Vasto. Catherine Birmingham vittima di una “caccia alle streghe” degna del Medioevo che ha portato a una “gogna mediatica inaccettabile”.
Sono le accuse che i legali, Marco Femminella e Danila Solinas, lanciano nei confronti di assistenti sociali e responsabili della casa famiglia dove sono ospitati, ormai da quattro mesi, i tre ‘bambini del bosco’. Parole dure contenute nelle 37 pagine del ricorso depositato in Corte d’appello contro la decisione dei Tribunale dei minorenni del 6 marzo scorso di allontanare la madre dalla struttura. Un provvedimento che, almeno a detta degli assistenti sociali, avrebbe portato ad un clima di serenità, con i bambini “tranquillizzati” pronti a “scherzare e fare il solletico con le educatrici”. Le parole sono contenute nella relazione inviata al tribunale e commentate sarcasticamente dai legali come “miracoli della casa famiglia, che evidentemente confida nella imbecillità di chi legge e giudica”. Intanto la Garante regionale per l’Infanzia, Alessandra De Febis, ha smentito che sia in programma di interrompere le videochiamate tra madre e figli, considerate elemento di tensione all’interno della struttura. “Al contrario – dice – si sta lavorando con responsabilità e attenzione affinché i bambini possano rivedere la propria madre nel più breve tempo possibile, nel rispetto delle procedure e con la massima tutela del loro benessere”.

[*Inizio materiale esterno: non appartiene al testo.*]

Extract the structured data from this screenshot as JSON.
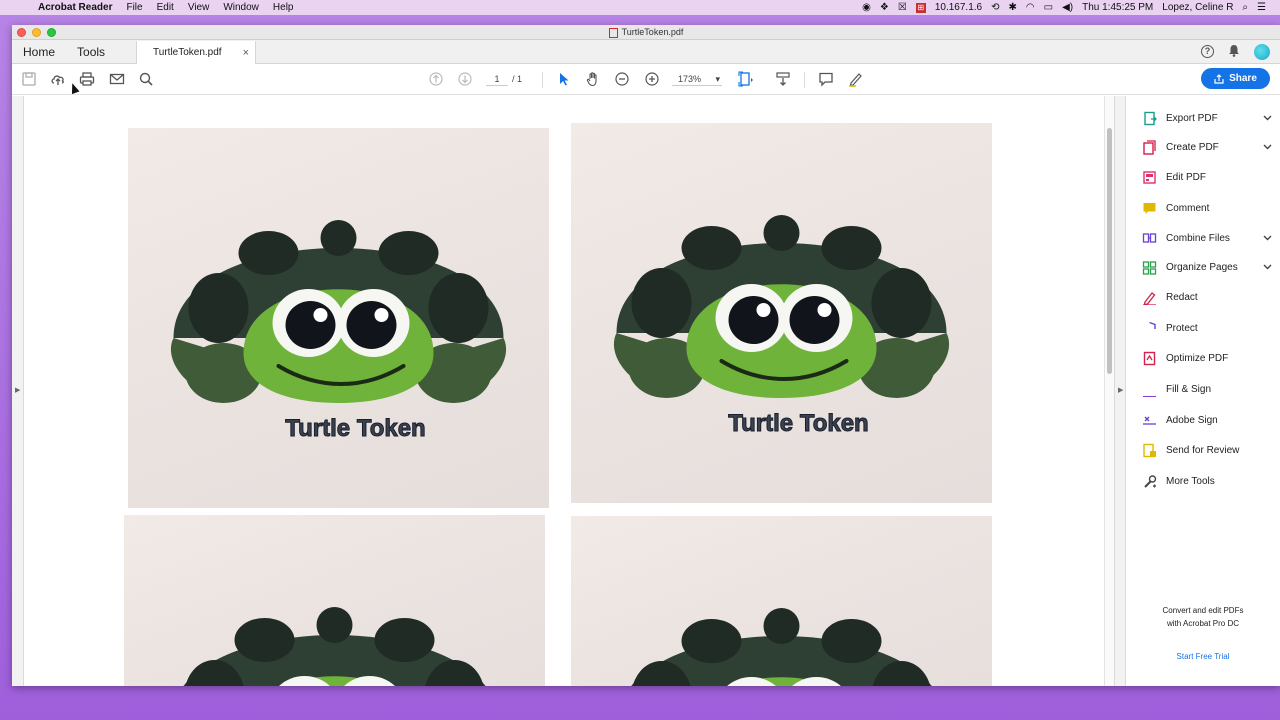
{
  "menubar": {
    "app_name": "Acrobat Reader",
    "menus": [
      "File",
      "Edit",
      "View",
      "Window",
      "Help"
    ],
    "ip_address": "10.167.1.6",
    "clock": "Thu 1:45:25 PM",
    "user": "Lopez, Celine R"
  },
  "window": {
    "title": "TurtleToken.pdf"
  },
  "tabs": {
    "home": "Home",
    "tools": "Tools",
    "document": "TurtleToken.pdf",
    "close": "×"
  },
  "toolbar": {
    "page_current": "1",
    "page_total": "/ 1",
    "zoom": "173%",
    "share_label": "Share"
  },
  "document": {
    "token_caption": "Turtle Token"
  },
  "tools_panel": {
    "items": [
      {
        "label": "Export PDF",
        "icon": "export-pdf-icon",
        "color": "#1a9e8a",
        "expandable": true
      },
      {
        "label": "Create PDF",
        "icon": "create-pdf-icon",
        "color": "#d4204a",
        "expandable": true
      },
      {
        "label": "Edit PDF",
        "icon": "edit-pdf-icon",
        "color": "#e0306a",
        "expandable": false
      },
      {
        "label": "Comment",
        "icon": "comment-icon",
        "color": "#e0b800",
        "expandable": false
      },
      {
        "label": "Combine Files",
        "icon": "combine-files-icon",
        "color": "#6a3fd4",
        "expandable": true
      },
      {
        "label": "Organize Pages",
        "icon": "organize-pages-icon",
        "color": "#2aa04a",
        "expandable": true
      },
      {
        "label": "Redact",
        "icon": "redact-icon",
        "color": "#d4204a",
        "expandable": false
      },
      {
        "label": "Protect",
        "icon": "protect-icon",
        "color": "#6a3fd4",
        "expandable": false
      },
      {
        "label": "Optimize PDF",
        "icon": "optimize-pdf-icon",
        "color": "#d4204a",
        "expandable": false
      },
      {
        "label": "Fill & Sign",
        "icon": "fill-sign-icon",
        "color": "#8a3fd4",
        "expandable": false
      },
      {
        "label": "Adobe Sign",
        "icon": "adobe-sign-icon",
        "color": "#6a3fd4",
        "expandable": false
      },
      {
        "label": "Send for Review",
        "icon": "send-for-review-icon",
        "color": "#e0b800",
        "expandable": false
      },
      {
        "label": "More Tools",
        "icon": "more-tools-icon",
        "color": "#444444",
        "expandable": false
      }
    ],
    "promo_line1": "Convert and edit PDFs",
    "promo_line2": "with Acrobat Pro DC",
    "trial_link": "Start Free Trial"
  },
  "colors": {
    "accent": "#1473e6",
    "desktop": "#a96ae0"
  }
}
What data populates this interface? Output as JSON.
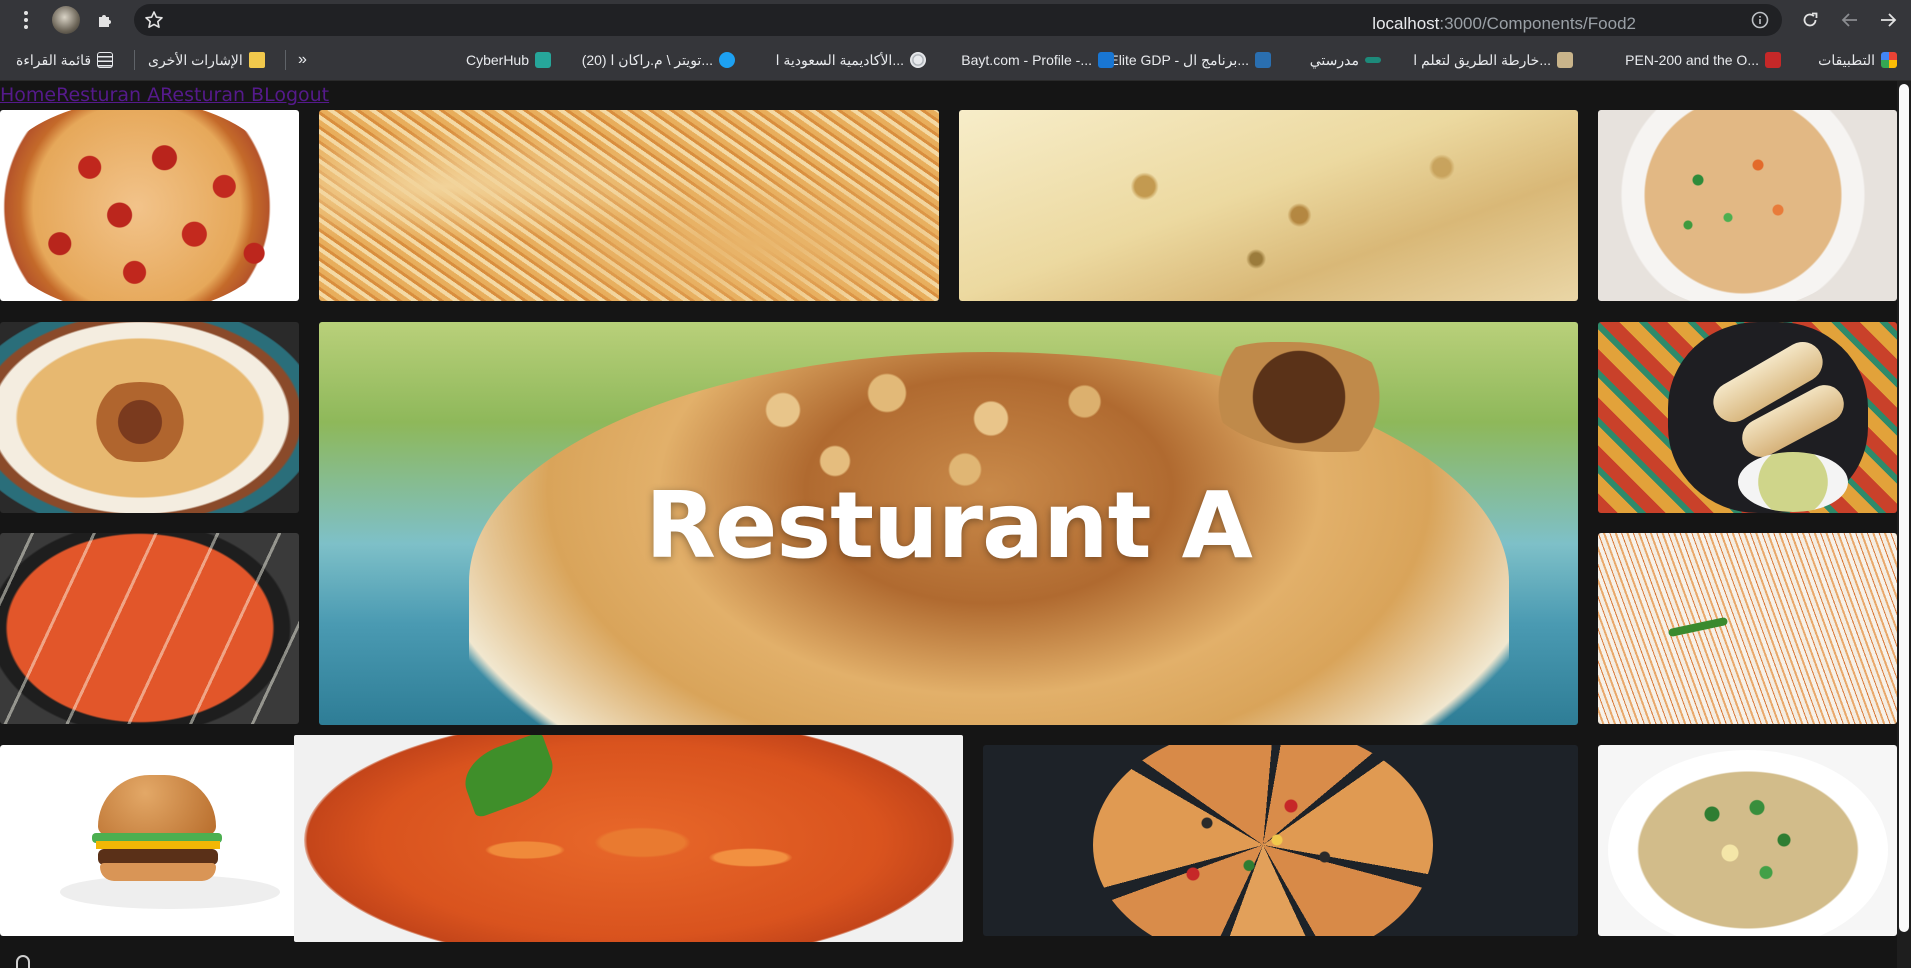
{
  "browser": {
    "url_host": "localhost",
    "url_path": ":3000/Components/Food2",
    "icons": [
      "menu-dots-icon",
      "profile-avatar-icon",
      "extensions-icon",
      "bookmark-star-icon",
      "site-info-icon",
      "reload-icon",
      "back-icon",
      "forward-icon"
    ]
  },
  "bookmarks": {
    "overflow_label": "»",
    "items": [
      {
        "label": "التطبيقات",
        "icon": "apps-grid-icon"
      },
      {
        "label": "PEN-200 and the O...",
        "icon": "pen200-icon"
      },
      {
        "label": "خارطة الطريق لتعلم ا...",
        "icon": "roadmap-icon"
      },
      {
        "label": "مدرستي",
        "icon": "madrasati-icon"
      },
      {
        "label": "Elite GDP - برنامج ال...",
        "icon": "elite-gdp-icon"
      },
      {
        "label": "Bayt.com - Profile -...",
        "icon": "bayt-icon"
      },
      {
        "label": "الأكاديمية السعودية ا...",
        "icon": "globe-icon"
      },
      {
        "label": "(20) تويتر \\ م.راكان ا...",
        "icon": "twitter-icon"
      },
      {
        "label": "CyberHub",
        "icon": "cyberhub-icon"
      }
    ],
    "other_bookmarks": "الإشارات الأخرى",
    "reading_list": "قائمة القراءة"
  },
  "nav": {
    "links": [
      "Home",
      "Resturan A",
      "Resturan B",
      "Logout"
    ]
  },
  "hero": {
    "title": "Resturant A"
  },
  "gallery": {
    "tiles": [
      "pepperoni-pizza",
      "oyster-biryani",
      "stuffed-flatbread",
      "vegetable-fried-rice",
      "chicken-biryani-plate",
      "lamb-biryani-hero",
      "dosa-chutney",
      "butter-chicken-bowl",
      "saffron-rice",
      "cheeseburger",
      "butter-chicken-closeup",
      "sliced-pizza-dark",
      "egg-fried-rice"
    ]
  },
  "colors": {
    "browser_frame": "#35363a",
    "omnibox": "#202124",
    "page_bg": "#151515",
    "visited_link": "#551a8b",
    "hero_title": "#ffffff"
  }
}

Nella relazione della casa famiglia vengono registrati anche alcuni episodi che vedono protagonista Catherine che, a detta delle educatrici, non solo “non tranquillizza i bambini” ma avrebbe recato disturbo anche ad altri ospiti della struttura. Durante le videochiamate “la madre – si legge – ha ribadito più volte che loro sono nel giusto e che sono gli altri che si stanno sbagliando”. “Tanto che dopo tali contatti – aggiunge la responsabile della casa famiglia – i bambini riprendono degli atteggiamenti oppositivi e nervosi che richiedono almeno un’ora per ritrovare la calma e per potersi riaffidare con serenità”.